ウィルコム、過疎地での PHS 利用に向けた J:COM との実証実験に成功
ウィルコムとジュピターテレコム(J:COM)は、2007年3月12日、ケーブルテレビネットワークを活用した PHS サービスの拡大に向けた実証実験に成功したと発表した。
この実験は、独立行政法人情報通信研究機構(NICT)の平成17年度、18年度の高度通信・放送研究開発に係る委託研究テーマ「ケーブルテレビネットワークにおけるモバイル端末接続技術の研究開発」プロジェクトにおけるもの。
NICT は、ケーブルテレビネットワークとモバイル端末とを連携させ、過疎地を含む全国各地でユビキタスモバイルサービスを実現するための技術開発を進めている。
実験では、東京都練馬区高野台の J:COM のサービスエリア内において、試作基地局10台を設置し、限定的なサービスエリアを構築。

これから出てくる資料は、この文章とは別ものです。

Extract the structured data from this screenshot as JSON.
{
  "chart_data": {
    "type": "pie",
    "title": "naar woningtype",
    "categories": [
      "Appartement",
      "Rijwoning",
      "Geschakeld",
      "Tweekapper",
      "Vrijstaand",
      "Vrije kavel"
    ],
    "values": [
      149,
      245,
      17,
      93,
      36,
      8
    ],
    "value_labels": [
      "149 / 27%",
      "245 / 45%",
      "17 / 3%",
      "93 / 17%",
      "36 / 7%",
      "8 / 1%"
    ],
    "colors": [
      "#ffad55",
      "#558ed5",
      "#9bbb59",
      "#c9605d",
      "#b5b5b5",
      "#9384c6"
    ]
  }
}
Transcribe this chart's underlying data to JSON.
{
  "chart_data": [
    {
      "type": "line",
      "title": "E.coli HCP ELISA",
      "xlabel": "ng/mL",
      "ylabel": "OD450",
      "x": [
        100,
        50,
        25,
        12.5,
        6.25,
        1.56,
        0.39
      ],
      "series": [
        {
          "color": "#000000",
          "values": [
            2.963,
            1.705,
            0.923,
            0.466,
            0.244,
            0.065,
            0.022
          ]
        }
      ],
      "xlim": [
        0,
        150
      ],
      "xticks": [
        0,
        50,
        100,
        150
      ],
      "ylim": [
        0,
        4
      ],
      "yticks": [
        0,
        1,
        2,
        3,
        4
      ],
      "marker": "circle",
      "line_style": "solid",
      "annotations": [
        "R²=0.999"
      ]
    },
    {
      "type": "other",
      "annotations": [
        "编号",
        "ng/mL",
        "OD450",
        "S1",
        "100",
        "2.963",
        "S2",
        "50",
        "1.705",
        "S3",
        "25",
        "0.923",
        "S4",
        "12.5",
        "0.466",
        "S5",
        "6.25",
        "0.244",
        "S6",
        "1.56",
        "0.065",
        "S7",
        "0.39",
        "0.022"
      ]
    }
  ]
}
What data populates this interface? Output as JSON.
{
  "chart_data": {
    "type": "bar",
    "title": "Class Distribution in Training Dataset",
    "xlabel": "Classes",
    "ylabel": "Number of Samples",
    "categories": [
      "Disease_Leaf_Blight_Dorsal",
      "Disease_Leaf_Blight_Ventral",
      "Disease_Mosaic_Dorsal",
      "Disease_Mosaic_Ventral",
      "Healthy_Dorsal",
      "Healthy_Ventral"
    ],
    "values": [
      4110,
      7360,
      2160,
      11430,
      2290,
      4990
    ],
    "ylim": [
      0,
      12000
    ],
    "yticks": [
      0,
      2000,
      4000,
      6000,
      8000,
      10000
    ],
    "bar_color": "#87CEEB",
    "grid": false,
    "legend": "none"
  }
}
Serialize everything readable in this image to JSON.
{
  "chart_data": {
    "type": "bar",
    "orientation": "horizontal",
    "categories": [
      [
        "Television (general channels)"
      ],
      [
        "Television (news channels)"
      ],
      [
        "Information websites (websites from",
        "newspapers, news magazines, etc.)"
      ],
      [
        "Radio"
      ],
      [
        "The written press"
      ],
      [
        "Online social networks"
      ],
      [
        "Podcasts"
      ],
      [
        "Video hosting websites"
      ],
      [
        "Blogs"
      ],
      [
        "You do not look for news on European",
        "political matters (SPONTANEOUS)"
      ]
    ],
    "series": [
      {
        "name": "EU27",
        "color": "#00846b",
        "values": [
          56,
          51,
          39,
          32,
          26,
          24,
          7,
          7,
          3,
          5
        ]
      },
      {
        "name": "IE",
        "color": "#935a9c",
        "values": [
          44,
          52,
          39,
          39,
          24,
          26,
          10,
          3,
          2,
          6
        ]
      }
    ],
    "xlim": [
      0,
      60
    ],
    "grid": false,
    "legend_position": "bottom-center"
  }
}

このエリアの中で、PHS 端末からの発着信の接続率、通話品質、データ通信速度の検証を目的とする実証実験を行い、現在の PHS サービスと同等の品質(接続率99%以上、データ通信速度 300kbps 以上)が得られていることが確認された。
また、基地局間の送信タイミングのずれが40×10-6秒/日以下の精度で安定的に同期が確保され、端末が移動したとき瞬時に基地局を切り替えるハンドオーバー処理が行われていることも確認されている。
これらの結果から、従来の PHS アクセスラインと同様に、ケーブルテレビネットワーク活用の有効性が実証されたとされる。
ケーブルテレビネットワークと PHS 事業者とを IP ネットワーク接続することにより、これまで実現困難であった山間部やビル陰などの電波が遮断された場所でのモバイル通信が容易に実現できることが期待される。
また、ケーブルテレビ事業者が PHS を活用したモバイルネットワークを構築し、既存のケーブルテレビネットワークと PHS とを融合させたサービス(FMC)実現などの可能性が拡大するという。